Konzert mit Karl Seglem und Band in Nantesbuch

Intensive Naturerfahrung – auch in der Musik

Dank der von Unternehmerin Susanne Klatten gegründeten Stiftung Nantesbuch ist auf dem „grünen Hügel“ der Hofstelle Karpfsee ein neues Zentrum für Kunst- und Naturerfahrung entstanden. Dort schickt man sich an, ein ganz eigenes Profil zu entwickeln, das immer mehr Menschen aus Nah und Fern in die reizvolle Voralpenlandschaft an der Loisach lockt.

Bad Heilbrunn – Am Wochenende fand dort im Anschluss an eine Exkursion durch die Wälder, Wiesen und Moore rund um die Anhöhe von Nantesbuch ein Konzert mit dem bekannten norwegischen Musiker Karl Seglem (Saxofon/Ziegenhorn) und seiner exzellenten Begleitband statt. Seglem stammt aus einer Gemeinde in Mittelnorwegen, wo sich der längste Fjord und die höchsten Berge des Landes begegnen. In dieser grandiosen Landschaft sind auch all die alten heidnischen Mythen des Nordens angesiedelt, wo Peer Gynt den gruseligen Fabelwesen der Trolle begegnet.

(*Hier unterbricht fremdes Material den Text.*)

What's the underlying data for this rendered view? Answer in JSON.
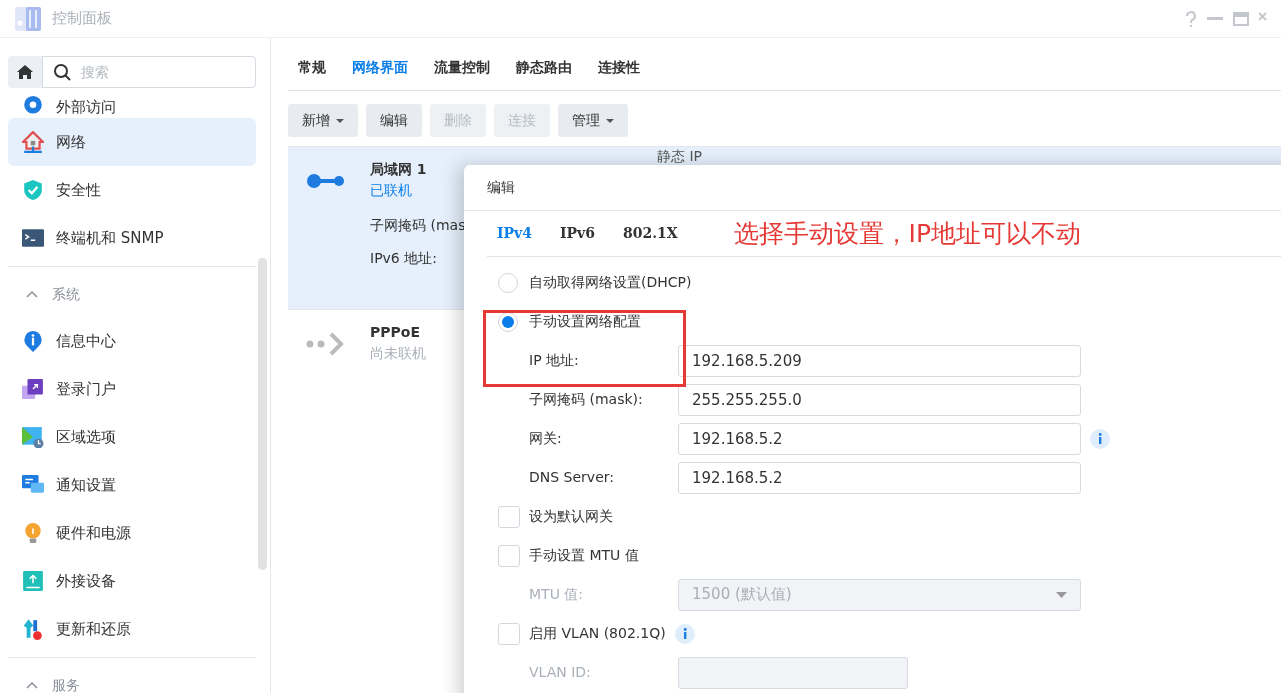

Intensive Naturerfahrung prägt auch die Musik von Karl Seglem, die mit der Kategorie „Jazz“ nur sehr unzureichend beschrieben wird. Im vollbesetzen Konzertsaal des Langen Hauses schlug er sein Publikum mit einer faszinierenden Kombination traditioneller norwegischer Folklore mit Klassik und Musiktraditionen aus aller Welt in Bann.

Sphärisch lang gezogene, sanfte und warme Klänge stehen im Vordergrund, während der Rhythmus eine ganz untergeordnete Rolle spielt. Manche Stücke steigern sich von einem sehr verhaltenen Zeitmaß in einem stetigen Crescendo bis zur wilden Ekstase. Hörbar werden auch Anklänge an die musikalische Romantik des 19. Jahrhunderts, etwa an die Pentatonik der „Morgenstimmung“ aus Edvard Griegs berühmten Peer-Gynt-Suiten.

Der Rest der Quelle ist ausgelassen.